Other ports include a 3.5mm headphone jack, full-sized HDMI 2.0b, an SD card slot, and disappointingly a proprietary charging port. It would have been neat if it charged over USB-C, but it can’t.

Oh and as an interesting aside, the USB-C port on this laptop is capable of DisplayPort output via an adapter even though it’s not Thunderbolt. The curious thing is the Ryzen variant supports DP 1.4 while the Intel version supports just DP 1.2, which means this Ryzen model can drive 5K 60 Hz monitors where the Intel model cannot.

The Envy x360 includes Bang & Olufsen speakers, like many other HP laptops. Bang & Olufsen are known for making high-end speaker systems, so it always strikes me as strange that they put their brand on crappy laptop speakers like this. Seriously, these speakers are no good, and sound even worse (if that’s possible) when you disable the Bang & Olufsen Experience software setting.

On a completely different note, the keyboard on this laptop is very similar to the Spectre’s keyboard. In other words, it’s excellent, with a solid, clicky response rarely seen on slim ultraportable keyboards. Travel distance is great, it’s a 15-inch laptop so you also get a numpad, and the layout is generally good. My only real complaint here are the half-height arrow keys.

Surprisingly, the trackpad on this laptop isn’t that good, I’d probably say it’s below average for this class. Previous HP laptops I’ve used have included a decent trackpad, hence the surprise here, though I wouldn’t say it’s unusable or anything.

Moving on to the display, and it really isn’t good news for HP here. The Spectre line uses high quality panels but it’s clear this with the Envy x360, the display is one area where cuts have been made.

For starters, there’s nothing inherently wrong about the tech used here: I’ve seen plenty of 15.6-inch 1080p IPS LCDs that perform well. This panel has good viewing angles and a decent enough resolution, so I guess that’s something. Unfortunately, though, brightness is very weak with a peak output of just 217 nits, well below standard. Contrast is good at 1500:1, but that’s not worth much when the display itself can’t get that bright.

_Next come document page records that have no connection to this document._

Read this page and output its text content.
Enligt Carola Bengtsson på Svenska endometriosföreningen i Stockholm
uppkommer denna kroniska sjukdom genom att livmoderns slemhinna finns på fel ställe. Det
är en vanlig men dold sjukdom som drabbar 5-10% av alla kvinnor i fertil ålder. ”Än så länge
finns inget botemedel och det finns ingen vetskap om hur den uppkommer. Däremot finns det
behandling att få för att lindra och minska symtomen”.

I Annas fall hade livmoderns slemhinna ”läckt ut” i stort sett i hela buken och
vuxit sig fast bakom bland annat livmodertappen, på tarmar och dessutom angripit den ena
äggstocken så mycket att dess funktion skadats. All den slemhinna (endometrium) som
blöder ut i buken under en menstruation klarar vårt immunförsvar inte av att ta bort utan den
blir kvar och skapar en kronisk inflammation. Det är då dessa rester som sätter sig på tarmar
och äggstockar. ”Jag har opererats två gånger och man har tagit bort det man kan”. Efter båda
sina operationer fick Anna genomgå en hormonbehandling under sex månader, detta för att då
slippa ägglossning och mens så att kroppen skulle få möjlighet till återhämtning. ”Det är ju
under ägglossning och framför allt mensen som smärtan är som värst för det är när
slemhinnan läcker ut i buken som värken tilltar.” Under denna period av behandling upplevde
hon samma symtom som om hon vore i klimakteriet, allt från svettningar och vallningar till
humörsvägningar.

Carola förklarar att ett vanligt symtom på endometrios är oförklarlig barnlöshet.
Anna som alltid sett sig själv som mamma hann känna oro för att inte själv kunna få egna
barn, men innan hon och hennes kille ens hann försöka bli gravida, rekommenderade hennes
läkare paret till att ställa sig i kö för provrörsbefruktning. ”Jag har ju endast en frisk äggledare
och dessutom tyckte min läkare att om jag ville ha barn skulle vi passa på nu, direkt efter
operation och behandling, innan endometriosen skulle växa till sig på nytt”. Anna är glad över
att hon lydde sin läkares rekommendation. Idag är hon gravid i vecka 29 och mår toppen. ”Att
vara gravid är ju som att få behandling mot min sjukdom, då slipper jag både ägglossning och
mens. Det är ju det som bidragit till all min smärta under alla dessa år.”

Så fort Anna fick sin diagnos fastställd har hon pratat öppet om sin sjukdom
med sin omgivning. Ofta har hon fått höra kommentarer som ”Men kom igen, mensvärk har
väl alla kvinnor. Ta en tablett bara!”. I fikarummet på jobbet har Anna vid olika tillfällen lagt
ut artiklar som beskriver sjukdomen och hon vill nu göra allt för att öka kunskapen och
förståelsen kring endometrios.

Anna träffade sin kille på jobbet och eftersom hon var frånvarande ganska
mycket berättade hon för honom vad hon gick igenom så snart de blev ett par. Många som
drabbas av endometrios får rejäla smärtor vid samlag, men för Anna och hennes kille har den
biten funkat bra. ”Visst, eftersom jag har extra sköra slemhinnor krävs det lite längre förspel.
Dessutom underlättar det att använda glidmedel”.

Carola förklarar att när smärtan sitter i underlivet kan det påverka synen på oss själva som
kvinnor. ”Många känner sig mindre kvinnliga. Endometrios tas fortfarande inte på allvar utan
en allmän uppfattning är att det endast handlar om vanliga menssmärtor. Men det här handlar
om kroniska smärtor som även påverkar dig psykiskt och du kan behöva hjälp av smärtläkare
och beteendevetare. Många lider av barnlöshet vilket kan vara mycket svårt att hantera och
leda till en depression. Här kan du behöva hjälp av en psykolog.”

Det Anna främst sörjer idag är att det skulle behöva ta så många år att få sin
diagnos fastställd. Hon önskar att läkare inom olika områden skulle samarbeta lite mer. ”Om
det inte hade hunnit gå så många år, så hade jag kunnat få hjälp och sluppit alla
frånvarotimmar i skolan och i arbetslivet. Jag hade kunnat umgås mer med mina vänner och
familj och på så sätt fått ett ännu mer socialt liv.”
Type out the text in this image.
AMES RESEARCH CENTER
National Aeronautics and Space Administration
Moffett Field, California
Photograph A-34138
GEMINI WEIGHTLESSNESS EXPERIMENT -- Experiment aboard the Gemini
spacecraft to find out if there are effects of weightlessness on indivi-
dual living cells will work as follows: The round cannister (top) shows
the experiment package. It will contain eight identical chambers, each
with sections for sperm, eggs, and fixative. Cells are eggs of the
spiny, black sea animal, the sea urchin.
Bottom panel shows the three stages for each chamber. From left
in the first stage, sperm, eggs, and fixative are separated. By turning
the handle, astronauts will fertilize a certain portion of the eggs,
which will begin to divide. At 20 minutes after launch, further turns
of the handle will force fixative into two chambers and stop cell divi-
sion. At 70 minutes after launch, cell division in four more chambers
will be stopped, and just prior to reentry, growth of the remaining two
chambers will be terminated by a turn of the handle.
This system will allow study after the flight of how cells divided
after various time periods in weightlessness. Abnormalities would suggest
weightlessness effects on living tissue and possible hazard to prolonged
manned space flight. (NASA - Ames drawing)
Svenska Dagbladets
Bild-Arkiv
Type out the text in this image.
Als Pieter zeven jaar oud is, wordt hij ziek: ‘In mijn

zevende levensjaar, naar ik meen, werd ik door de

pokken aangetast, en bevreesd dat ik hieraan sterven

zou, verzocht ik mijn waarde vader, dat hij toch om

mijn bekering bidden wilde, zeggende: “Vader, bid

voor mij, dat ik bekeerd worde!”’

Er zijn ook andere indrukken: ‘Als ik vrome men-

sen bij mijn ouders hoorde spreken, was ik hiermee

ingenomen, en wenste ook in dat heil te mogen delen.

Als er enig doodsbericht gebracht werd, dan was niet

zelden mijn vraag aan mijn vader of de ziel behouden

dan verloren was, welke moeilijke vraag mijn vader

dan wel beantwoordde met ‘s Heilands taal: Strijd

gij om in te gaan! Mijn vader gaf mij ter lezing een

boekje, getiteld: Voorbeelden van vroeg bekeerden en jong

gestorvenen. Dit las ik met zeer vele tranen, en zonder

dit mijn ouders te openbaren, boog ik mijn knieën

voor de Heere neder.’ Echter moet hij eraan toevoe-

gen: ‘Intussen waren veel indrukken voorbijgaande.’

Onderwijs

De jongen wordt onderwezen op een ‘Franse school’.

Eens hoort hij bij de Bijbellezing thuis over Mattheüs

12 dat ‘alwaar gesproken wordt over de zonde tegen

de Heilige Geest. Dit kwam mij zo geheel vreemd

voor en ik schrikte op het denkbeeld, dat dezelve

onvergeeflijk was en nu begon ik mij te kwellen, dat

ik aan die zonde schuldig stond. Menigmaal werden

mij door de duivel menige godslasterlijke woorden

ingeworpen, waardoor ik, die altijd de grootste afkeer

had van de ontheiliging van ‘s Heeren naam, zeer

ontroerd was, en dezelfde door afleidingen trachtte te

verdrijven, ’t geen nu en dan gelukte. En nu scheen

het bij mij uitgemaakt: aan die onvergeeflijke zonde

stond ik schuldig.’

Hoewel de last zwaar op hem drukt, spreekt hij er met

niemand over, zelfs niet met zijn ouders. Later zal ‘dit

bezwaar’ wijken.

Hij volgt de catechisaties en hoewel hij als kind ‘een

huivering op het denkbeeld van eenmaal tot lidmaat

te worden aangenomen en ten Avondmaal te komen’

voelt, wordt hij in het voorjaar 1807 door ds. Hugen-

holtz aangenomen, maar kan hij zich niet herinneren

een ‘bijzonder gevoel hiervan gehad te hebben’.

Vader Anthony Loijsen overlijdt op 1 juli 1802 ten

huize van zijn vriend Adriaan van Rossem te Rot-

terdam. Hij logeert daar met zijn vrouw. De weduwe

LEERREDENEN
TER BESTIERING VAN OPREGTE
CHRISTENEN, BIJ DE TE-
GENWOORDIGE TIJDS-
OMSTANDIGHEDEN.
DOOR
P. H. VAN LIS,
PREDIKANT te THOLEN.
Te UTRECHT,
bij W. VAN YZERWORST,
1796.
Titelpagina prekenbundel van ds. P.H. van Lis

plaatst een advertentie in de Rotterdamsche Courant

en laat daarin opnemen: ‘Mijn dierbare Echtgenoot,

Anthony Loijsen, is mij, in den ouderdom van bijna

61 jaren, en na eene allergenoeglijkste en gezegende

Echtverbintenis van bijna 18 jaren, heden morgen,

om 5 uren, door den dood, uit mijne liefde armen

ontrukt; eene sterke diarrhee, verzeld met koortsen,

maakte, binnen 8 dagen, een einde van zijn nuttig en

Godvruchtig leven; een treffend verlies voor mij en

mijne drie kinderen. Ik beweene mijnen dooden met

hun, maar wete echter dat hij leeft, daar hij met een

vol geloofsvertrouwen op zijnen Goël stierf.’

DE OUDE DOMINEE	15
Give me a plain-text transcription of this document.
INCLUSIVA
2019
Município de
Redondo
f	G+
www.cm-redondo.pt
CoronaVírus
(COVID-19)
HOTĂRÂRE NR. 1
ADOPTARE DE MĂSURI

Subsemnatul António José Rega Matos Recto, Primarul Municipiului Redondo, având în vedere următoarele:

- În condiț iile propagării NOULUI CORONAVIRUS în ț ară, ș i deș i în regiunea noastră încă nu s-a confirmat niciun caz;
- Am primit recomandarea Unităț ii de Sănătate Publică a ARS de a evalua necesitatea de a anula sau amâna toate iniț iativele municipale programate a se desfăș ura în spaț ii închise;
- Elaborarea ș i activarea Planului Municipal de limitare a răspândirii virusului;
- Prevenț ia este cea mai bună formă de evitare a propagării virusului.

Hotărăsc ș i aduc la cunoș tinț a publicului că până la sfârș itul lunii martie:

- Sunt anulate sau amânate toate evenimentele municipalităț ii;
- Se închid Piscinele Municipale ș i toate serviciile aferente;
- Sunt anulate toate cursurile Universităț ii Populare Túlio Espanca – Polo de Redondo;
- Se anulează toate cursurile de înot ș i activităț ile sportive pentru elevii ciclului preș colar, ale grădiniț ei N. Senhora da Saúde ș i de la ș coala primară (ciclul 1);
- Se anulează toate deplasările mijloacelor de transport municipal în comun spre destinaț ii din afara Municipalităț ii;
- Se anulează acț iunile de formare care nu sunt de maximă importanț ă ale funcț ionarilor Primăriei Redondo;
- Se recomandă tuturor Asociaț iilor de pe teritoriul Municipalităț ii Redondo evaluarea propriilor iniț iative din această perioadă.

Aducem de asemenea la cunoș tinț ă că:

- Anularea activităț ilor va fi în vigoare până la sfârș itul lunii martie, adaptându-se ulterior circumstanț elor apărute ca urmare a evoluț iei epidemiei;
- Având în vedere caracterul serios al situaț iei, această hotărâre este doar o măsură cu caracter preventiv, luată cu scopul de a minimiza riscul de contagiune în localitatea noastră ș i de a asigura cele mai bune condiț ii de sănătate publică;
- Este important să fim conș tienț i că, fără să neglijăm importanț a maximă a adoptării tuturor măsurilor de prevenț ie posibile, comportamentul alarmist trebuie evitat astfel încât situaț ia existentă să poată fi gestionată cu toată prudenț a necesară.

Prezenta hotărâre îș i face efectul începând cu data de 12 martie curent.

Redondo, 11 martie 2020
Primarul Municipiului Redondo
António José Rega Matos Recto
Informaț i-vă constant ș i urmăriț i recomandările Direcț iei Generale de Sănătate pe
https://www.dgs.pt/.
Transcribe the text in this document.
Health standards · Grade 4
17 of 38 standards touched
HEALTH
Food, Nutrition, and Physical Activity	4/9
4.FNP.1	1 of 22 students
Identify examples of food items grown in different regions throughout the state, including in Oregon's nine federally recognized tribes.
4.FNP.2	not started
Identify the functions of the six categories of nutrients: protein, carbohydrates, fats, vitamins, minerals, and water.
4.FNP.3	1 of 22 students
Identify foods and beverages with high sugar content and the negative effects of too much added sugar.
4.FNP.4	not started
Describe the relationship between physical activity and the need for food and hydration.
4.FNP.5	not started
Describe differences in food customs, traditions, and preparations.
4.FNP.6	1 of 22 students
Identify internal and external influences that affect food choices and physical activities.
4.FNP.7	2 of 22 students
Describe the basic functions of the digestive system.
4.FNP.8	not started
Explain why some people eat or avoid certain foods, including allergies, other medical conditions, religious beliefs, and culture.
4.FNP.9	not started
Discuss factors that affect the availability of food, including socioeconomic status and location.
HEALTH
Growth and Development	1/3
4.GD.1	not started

As for color performance, the Envy x360 does a reasonable job in greyscale, with a respectable color temperature just below what is accurate, and okay though not terrible delta E values. However, the display can only output 67 percent of the sRGB spectrum, which is very poor and leads to muted, undersaturated colors. Hitting 100% sRGB is standard these days in all but the cheapest of panels, and without this feature there is no way any creator would consider using it.

You might have guessed already, but the lack of proper sRGB reproduction leads to terrible delta E averages in saturation and ColorChecker tests. And unfortunately as the issues are largely down to sRGB coverage, it’s not something that can be addressed through calibration.